Pierwsze wyniki badań prowadzonych od grudnia w Obserwatorium Arecibo w Portoryko dostarczyły wstępnych informacji wskazujących na przyczyny zniszczenia legendarnego teleskopu.
Co się wydarzyło?
Potężna platforma z instrumentami naukowymi o masie ponad 900 ton zawieszona była nad czaszą teleskopu za pomocą osiemnastu kabli. W sierpniu 2020 roku jeden z tzw. pomocniczych kabli wysunął się z uchwytu. Zanim zorganizowano akcję naprawczą, w październiku zerwał się kolejny kabel. W tym momencie inżynierowie uznali, że naprawa instrumentu byłaby zbyt ryzykowna i postanowił go rozebrać. Teleskop jakby go posłuchał i 1 grudnia sam postanowił się rozebrać, co widać na nagraniu poniżej.
Podczas jednego z paneli dyskusyjnych, dyrektor obserwatorium Francisco Cordoba podzielił się z uczestnikami wstępnymi informacjami o możliwych przyczynach katastrofy i postępach prac nad usuwaniem zniszczeń.
Inżynierowie jak na razie usunęli elementy sterujące instrumentami zainstalowanymi na podwieszonej platformie.
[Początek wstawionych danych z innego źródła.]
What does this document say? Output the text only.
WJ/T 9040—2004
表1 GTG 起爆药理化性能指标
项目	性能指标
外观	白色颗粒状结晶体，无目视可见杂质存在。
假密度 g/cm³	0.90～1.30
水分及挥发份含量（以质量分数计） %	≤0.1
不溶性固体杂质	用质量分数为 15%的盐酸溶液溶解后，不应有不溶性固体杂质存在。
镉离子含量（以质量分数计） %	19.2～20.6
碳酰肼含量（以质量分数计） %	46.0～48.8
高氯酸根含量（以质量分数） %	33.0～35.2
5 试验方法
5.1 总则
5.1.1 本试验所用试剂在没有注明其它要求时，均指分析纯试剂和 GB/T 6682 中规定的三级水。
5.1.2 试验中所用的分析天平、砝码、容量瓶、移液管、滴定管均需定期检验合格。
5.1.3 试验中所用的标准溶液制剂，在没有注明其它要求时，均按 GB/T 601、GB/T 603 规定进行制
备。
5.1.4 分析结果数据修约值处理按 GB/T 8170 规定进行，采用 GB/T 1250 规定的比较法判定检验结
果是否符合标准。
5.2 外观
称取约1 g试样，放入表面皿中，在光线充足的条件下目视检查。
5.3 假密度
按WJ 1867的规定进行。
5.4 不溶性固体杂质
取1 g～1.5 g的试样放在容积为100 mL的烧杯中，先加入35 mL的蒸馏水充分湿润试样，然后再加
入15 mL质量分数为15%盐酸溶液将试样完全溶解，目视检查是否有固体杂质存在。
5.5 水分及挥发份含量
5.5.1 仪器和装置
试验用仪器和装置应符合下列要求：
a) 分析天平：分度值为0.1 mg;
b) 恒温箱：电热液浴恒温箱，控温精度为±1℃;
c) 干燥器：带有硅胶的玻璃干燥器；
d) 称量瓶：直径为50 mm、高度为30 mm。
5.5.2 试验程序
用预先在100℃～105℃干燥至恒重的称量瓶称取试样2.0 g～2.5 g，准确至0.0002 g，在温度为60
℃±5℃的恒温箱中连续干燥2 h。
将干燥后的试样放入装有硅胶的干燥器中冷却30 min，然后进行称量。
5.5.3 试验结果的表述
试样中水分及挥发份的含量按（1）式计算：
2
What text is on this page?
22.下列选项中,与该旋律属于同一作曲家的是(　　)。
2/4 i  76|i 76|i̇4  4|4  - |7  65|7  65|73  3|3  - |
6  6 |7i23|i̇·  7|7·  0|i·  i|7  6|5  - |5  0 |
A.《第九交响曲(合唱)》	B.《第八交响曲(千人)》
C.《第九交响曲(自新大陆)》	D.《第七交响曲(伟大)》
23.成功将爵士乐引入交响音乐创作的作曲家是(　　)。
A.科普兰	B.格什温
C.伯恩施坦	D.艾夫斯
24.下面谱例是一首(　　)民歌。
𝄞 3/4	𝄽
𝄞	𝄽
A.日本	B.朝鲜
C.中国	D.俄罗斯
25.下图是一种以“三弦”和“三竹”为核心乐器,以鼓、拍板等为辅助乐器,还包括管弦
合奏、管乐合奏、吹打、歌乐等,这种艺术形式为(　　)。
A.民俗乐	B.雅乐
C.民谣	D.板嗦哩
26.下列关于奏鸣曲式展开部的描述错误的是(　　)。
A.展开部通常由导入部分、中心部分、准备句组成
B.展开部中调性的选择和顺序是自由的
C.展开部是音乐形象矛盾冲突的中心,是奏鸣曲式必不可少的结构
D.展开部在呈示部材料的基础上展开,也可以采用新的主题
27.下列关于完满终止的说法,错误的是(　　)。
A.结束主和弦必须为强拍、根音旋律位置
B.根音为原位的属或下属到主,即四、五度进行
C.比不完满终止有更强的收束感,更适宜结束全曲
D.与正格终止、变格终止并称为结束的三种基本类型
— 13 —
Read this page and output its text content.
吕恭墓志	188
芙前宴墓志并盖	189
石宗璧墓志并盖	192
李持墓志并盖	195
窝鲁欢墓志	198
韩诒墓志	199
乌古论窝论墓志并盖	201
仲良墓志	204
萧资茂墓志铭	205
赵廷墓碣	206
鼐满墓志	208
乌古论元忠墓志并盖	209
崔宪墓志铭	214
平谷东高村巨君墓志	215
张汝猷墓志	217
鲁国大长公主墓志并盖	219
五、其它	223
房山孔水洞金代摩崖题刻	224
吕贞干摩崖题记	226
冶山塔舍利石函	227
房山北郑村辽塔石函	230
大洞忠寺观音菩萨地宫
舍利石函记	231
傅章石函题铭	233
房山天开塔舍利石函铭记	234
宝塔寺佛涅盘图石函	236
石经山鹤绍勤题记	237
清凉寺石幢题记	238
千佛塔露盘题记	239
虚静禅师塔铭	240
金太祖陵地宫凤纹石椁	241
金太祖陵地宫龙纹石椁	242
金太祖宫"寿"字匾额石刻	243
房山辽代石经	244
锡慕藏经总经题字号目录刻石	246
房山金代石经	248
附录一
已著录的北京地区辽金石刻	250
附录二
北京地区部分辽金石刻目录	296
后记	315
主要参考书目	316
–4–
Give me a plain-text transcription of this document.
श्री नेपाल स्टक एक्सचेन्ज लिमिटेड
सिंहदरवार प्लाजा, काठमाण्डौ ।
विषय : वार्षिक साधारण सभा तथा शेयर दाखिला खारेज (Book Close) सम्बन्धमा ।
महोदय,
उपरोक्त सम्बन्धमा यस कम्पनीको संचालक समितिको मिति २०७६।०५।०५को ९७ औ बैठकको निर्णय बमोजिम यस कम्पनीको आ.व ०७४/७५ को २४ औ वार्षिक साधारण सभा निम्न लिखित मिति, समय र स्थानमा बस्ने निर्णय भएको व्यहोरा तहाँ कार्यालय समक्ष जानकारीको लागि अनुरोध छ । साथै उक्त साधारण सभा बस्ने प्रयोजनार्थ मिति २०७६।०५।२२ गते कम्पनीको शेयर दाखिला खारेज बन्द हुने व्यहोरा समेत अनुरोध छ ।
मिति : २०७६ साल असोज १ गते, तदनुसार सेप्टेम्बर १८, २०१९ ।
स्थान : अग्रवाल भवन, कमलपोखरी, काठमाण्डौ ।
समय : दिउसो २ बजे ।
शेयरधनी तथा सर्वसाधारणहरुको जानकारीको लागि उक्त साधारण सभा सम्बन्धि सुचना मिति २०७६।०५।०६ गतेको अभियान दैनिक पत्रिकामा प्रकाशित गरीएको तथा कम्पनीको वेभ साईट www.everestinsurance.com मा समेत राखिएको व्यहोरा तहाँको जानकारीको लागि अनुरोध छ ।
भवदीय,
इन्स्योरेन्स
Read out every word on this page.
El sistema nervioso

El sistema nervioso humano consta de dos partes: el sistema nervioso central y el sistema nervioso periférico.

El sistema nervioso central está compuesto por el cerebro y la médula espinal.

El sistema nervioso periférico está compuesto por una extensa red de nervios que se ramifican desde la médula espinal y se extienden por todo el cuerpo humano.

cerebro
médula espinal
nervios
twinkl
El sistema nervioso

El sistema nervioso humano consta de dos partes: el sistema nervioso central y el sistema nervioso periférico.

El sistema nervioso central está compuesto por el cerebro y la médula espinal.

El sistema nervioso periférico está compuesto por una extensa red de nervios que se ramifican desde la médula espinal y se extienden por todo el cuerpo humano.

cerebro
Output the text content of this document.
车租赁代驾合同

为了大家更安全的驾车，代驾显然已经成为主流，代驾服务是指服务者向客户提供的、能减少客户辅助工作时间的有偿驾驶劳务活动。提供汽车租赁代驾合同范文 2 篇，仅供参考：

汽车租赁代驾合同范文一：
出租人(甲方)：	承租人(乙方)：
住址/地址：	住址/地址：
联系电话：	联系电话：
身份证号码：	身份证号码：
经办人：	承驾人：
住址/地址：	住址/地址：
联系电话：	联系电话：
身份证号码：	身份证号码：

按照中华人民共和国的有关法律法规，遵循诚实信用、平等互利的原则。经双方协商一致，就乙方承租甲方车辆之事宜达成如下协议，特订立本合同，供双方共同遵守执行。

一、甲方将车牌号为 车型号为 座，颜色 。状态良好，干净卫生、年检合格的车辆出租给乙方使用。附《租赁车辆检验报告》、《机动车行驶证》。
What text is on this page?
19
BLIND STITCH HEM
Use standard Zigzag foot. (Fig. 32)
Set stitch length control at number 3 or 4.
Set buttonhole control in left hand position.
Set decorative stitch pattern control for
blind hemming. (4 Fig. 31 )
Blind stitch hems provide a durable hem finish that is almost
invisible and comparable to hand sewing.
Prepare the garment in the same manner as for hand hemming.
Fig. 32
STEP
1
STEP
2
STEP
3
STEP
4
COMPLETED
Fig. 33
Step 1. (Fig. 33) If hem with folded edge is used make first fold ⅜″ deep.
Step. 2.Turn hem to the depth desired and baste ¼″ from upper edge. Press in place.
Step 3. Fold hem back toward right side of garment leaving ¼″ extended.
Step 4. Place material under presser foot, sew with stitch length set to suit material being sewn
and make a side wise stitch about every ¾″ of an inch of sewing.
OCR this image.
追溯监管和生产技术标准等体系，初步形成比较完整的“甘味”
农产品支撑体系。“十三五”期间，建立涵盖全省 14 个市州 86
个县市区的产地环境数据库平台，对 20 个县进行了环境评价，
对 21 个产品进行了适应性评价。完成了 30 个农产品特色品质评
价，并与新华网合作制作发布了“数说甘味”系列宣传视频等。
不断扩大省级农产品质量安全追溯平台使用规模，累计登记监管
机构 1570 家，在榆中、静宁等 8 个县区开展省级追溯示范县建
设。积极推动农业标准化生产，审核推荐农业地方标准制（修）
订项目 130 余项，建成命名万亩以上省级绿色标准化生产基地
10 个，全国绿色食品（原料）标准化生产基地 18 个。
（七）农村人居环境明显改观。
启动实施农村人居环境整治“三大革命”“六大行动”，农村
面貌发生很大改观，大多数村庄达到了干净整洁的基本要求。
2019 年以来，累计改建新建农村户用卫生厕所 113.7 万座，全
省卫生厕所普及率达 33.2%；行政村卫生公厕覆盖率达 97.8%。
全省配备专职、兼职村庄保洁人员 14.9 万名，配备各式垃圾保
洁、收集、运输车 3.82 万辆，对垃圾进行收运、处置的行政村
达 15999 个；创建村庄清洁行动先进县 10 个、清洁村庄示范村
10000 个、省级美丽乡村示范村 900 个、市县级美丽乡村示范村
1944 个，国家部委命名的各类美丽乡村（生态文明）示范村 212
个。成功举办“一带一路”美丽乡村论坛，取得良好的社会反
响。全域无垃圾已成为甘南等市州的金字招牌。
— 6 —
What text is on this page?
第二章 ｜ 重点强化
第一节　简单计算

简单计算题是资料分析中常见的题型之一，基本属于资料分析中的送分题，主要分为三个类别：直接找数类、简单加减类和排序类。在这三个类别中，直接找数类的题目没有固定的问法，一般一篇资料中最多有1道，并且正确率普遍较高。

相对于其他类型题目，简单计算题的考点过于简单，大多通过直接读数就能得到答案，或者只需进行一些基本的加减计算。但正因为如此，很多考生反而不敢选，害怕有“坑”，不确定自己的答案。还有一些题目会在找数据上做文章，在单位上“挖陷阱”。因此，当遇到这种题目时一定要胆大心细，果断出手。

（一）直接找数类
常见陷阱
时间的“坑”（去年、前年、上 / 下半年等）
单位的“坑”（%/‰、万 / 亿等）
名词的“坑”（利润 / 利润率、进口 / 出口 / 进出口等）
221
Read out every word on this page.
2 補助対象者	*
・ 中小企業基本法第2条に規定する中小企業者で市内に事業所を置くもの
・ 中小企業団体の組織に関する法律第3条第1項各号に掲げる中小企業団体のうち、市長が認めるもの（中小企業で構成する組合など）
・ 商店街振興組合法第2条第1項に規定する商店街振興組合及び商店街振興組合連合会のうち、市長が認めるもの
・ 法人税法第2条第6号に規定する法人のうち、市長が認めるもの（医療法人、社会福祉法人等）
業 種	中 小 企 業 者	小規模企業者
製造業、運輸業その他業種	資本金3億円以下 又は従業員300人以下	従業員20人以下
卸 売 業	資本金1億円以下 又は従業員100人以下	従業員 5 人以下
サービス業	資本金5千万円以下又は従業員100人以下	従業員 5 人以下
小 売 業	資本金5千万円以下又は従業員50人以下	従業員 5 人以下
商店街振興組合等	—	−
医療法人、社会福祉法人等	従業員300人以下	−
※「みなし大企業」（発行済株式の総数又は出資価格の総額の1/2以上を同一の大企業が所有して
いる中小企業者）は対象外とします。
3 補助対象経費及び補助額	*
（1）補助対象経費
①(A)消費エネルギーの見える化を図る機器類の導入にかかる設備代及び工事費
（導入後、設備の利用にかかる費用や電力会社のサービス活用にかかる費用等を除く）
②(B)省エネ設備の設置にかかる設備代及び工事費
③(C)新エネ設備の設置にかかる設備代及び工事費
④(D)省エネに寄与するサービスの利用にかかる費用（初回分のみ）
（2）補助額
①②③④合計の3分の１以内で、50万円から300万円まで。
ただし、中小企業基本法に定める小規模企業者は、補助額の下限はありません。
W najbliższym czasie planowane jest usunięcie pozostałości po samej platformie. Aby się za to zabrać konieczne było usunięcie części paneli tworzących 305-metrowej średnicy czaszę teleskopu. Jak na razie nie wiadomo jak dużą część czaszy trzeba będzie usunąć, a jaką zachować.
Dwa niezależne zespoły badawcze zajmują się analizą tego co doprowadziło do zawalenia się teleskopu. Pierwszy zespół skupił się na 12 kablach pomocniczych, które zostały dodane do teleskopu w latach dziewięćdziesiątych XX wieku, kiedy nad obserwatorium zainstalowano masywną kopułę z instrumentami. To właśnie jeden z tych pomocniczych kabli wysunął się z uchwytu na jednej z trzech wież utrzymujących całą platformę nad czaszą. Najprawdopodobniej stało się tak z powodu błędu, do którego doszło przy produkcji kabla.
Drugi zespół z kolei skupił się na głównych kablach podtrzymujących instrumenty od lat sześćdziesiątych. Jak na razie nie wiadomo dlaczego jeden z nich zerwał się w listopadzie, ze względu na to, że wyliczenia wskazywały, iż wskutek zerwania kabla pomocniczego musiał on utrzymać zaledwie 60 proc. maksymalnej masy, z którą powinien sobie poradzić.
Inżynierowie pracujący na miejscu aktualnie przygotowują wnioski do raportu, który ma trafić do amerykańskiego Kongresu w lutym. Według Cordovy do katastrofy nie doprowadził jeden konkretny czynnik, a raczej zbieg wielu różnych. Poza samymi elementami mechanicznymi radioteleskopu pośrednimi przyczynami mogły być, chociażby liczne huragany, które smagały obserwatorium na przestrzeni lat czy niezwykle liczne trzęsienia ziemi (10 000 drobnych wstrząsów w samym 2020 r.).
Jak na razie nie wiadomo, jaki będzie ostateczny los radioteleskopu.